Uma compreensão teológico-pastoral das bênçãos

 

Santa Teresa do Menino Jesus. Foto © DR

Santa Teresa do Menino Jesus: “É muito oportuno confiar na misericórdia infinita de um Deus que nos ama incondicionalmente.” Foto © DR

 

  1. Quem pede uma bênção mostra-se necessitado da presença salvífica de Deus na sua vida e quem pede uma bênção à Igreja reconhece a Igreja como sacramento da salvação que Deus oferece. Pedir uma bênção na Igreja é reconhecer que a vida da Igreja brota do seio da misericórdia de Deus e nos ajuda a avançar, a viver melhor e a responder à vontade do Senhor.
  2. Para nos ajudar a compreender o valor de uma abordagem mais pastoral das bênçãos, o Papa Francisco exorta-nos a contemplar, numa atitude de fé e de misericórdia paternal, o facto de que “quando se pede uma bênção, está-se a exprimir um pedido de ajuda a Deus, uma súplica para viver melhor e a confiança num Pai que nos pode ajudar a viver melhor.”[12] Este pedido deve, em todos os sentidos, ser valorizado, acompanhado e acolhido com gratidão. As pessoas que vêm espontaneamente pedir uma bênção mostram, com esse pedido, a sua sincera abertura à transcendência, a confiança do seu coração que não confia apenas nas suas próprias forças, a sua necessidade de Deus e o seu desejo de sair dos estreitos limites deste mundo, fechado nas suas limitações.
  3. Como nos ensina Santa Teresa do Menino Jesus, esta confiança “é o único caminho que nos conduz ao Amor que tudo concede. Com a confiança, a fonte da graça transborda na nossa vida […]. É, pois, muito oportuno que confiemos de coração não em nós mesmos, mas na misericórdia infinita de um Deus que nos ama incondicionalmente […]. O pecado do mundo é grande, mas não infinito, enquanto o amor misericordioso do Redentor é de facto infinito”[13].
  4. Quando consideradas fora de um quadro litúrgico, estas expressões de fé encontram-se num âmbito de maior espontaneidade e liberdade.

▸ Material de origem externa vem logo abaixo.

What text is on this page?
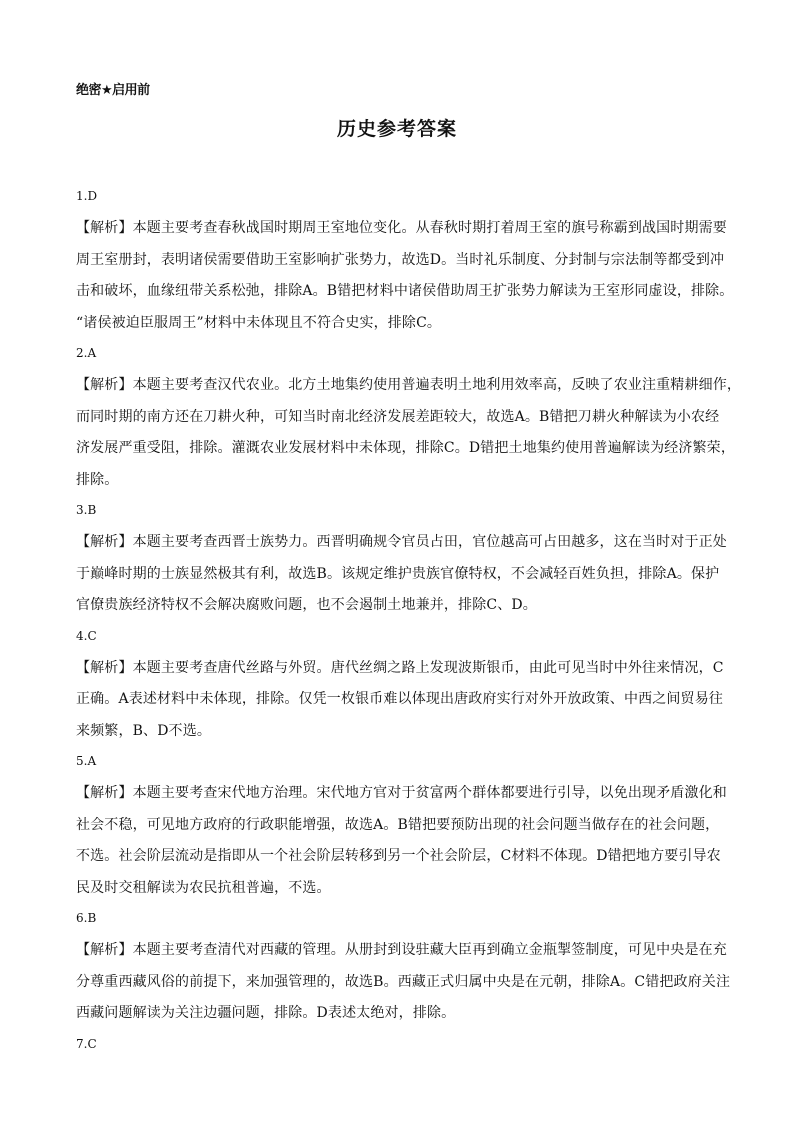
绝密★启用前
历史参考答案
1.D
【解析】本题主要考查春秋战国时期周王室地位变化。从春秋时期打着周王室的旗号称霸到战国时期需要
周王室册封，表明诸侯需要借助王室影响扩张势力，故选D。当时礼乐制度、分封制与宗法制等都受到冲
击和破坏，血缘纽带关系松弛，排除A。B错把材料中诸侯借助周王扩张势力解读为王室形同虚设，排除。
“诸侯被迫臣服周王”材料中未体现且不符合史实，排除C。
2.A
【解析】本题主要考查汉代农业。北方土地集约使用普遍表明土地利用效率高，反映了农业注重精耕细作，
而同时期的南方还在刀耕火种，可知当时南北经济发展差距较大，故选A。B错把刀耕火种解读为小农经
济发展严重受阻，排除。灌溉农业发展材料中未体现，排除C。D错把土地集约使用普遍解读为经济繁荣，
排除。
3.B
【解析】本题主要考查西晋士族势力。西晋明确规令官员占田，官位越高可占田越多，这在当时对于正处
于巅峰时期的士族显然极其有利，故选B。该规定维护贵族官僚特权，不会减轻百姓负担，排除A。保护
官僚贵族经济特权不会解决腐败问题，也不会遏制土地兼并，排除C、D。
4.C
【解析】本题主要考查唐代丝路与外贸。唐代丝绸之路上发现波斯银币，由此可见当时中外往来情况，C
正确。A表述材料中未体现，排除。仅凭一枚银币难以体现出唐政府实行对外开放政策、中西之间贸易往
来频繁，B、D不选。
5.A
【解析】本题主要考查宋代地方治理。宋代地方官对于贫富两个群体都要进行引导，以免出现矛盾激化和
社会不稳，可见地方政府的行政职能增强，故选A。B错把要预防出现的社会问题当做存在的社会问题，
不选。社会阶层流动是指即从一个社会阶层转移到另一个社会阶层，C材料不体现。D错把地方要引导农
民及时交租解读为农民抗租普遍，不选。
6.B
【解析】本题主要考查清代对西藏的管理。从册封到设驻藏大臣再到确立金瓶掣签制度，可见中央是在充
分尊重西藏风俗的前提下，来加强管理的，故选B。西藏正式归属中央是在元朝，排除A。C错把政府关注
西藏问题解读为关注边疆问题，排除。D表述太绝对，排除。
7.C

No entanto, “o carácter facultativo dos exercícios de piedade não deve, de modo algum, ser entendido como uma subestimação ou mesmo um desrespeito por tais práticas. O caminho a seguir, neste campo, exige uma correta e sábia apreciação das muitas riquezas da piedade popular, [e] da potencialidade dessas mesmas riquezas”[14].
  5. Do ponto de vista da pastoral, as bênçãos devem ser avaliadas como atos de devoção que “encontram o seu lugar próprio fora da celebração da Sagrada Eucaristia e dos outros sacramentos”. De facto, a “linguagem, o ritmo, o curso e a ênfase teológica” da piedade popular diferem “dos da correspondente ação litúrgica”. Por isso, “as práticas piedosas devem conservar o seu estilo próprio, a sua simplicidade e a sua linguagem, [e] devem ser sempre evitadas as tentativas de lhes impor formas de ‘celebração litúrgica'”[15].
  6. A Igreja, além disso, deve evitar assentar a sua praxis pastoral no caráter fixo de certos esquemas doutrinais ou disciplinares, sobretudo quando estes conduzem a “um elitismo narcisista e autoritário, segundo o qual, em vez de evangelizar, se analisa e classifica os outros e, em vez de abrir a porta à graça, se esgota as energias em inspecionar e verificar” [16]. Com efeito, não se deve exigir que aqueles que procuram uma bênção tenham uma perfeição moral prévia.
  7. Nesta perspetiva, as Respuestas do Santo Padre ajudam a aprofundar melhor o pronunciamento da Congregação para a Doutrina da Fé de 2021 de um ponto de vista pastoral. Com efeito, essas Respuestas convidam ao discernimento sobre a possibilidade de “formas de bênção, pedidas por uma ou mais pessoas, que não transmitam uma conceção errada do matrimónio”[17] e, em situações moralmente inaceitáveis do ponto de vista objetivo, têm em conta o facto de que “a caridade pastoral exige que não tratemos simplesmente como ‘pecadores’ aqueles cuja culpa ou responsabilidade pode ser atenuada por vários fatores que afetam a imputabilidade subjetiva”[18].

 

A caminho. Grupo de Guimarães em peregrinação a pé a Fátima em maio de 2023. Foto © Nuno Ventura

Grupo de Guimarães em peregrinação a pé a Fátima em maio de 2023: santuários, peregrinações ou encontros casuais são ocasião para muitas pessoas pedirem uma bênção. Foto © Nuno Ventura

 

  1. Na catequese citada no início desta Declaração, o Papa Francisco propôs uma descrição deste tipo de bênção que é oferecida a todos sem nada exigir. Vale a pena ler estas palavras com o coração aberto, pois elas ajudam-nos a compreender o sentido pastoral das bênçãos oferecidas sem condições prévias: “É Deus quem abençoa. Nas primeiras páginas da Bíblia, há uma repetição contínua de bênçãos. Deus abençoa, mas o homem também dá bênçãos, e depressa se verifica que a bênção possui um poder especial, que acompanha quem a recebe ao longo da vida e dispõe o coração do homem para ser transformado por Deus. […] Portanto, para Deus somos mais importantes do que todos os pecados que possamos cometer, porque ele é pai, é mãe, é puro amor, abençoou-nos para sempre. E nunca deixará de nos abençoar. É uma experiência poderosa ler estes textos bíblicos de bênção numa prisão ou num grupo de reabilitação. Fazer com que essas pessoas sintam que continuam a ser abençoadas, apesar dos seus erros graves, que o seu Pai celeste continua a querer o seu bem e a esperar que elas acabem por se abrir ao bem. Mesmo que os seus parentes mais próximos os tenham abandonado, porque os julgam irredimíveis, Deus vê-os sempre como seus filhos”[19].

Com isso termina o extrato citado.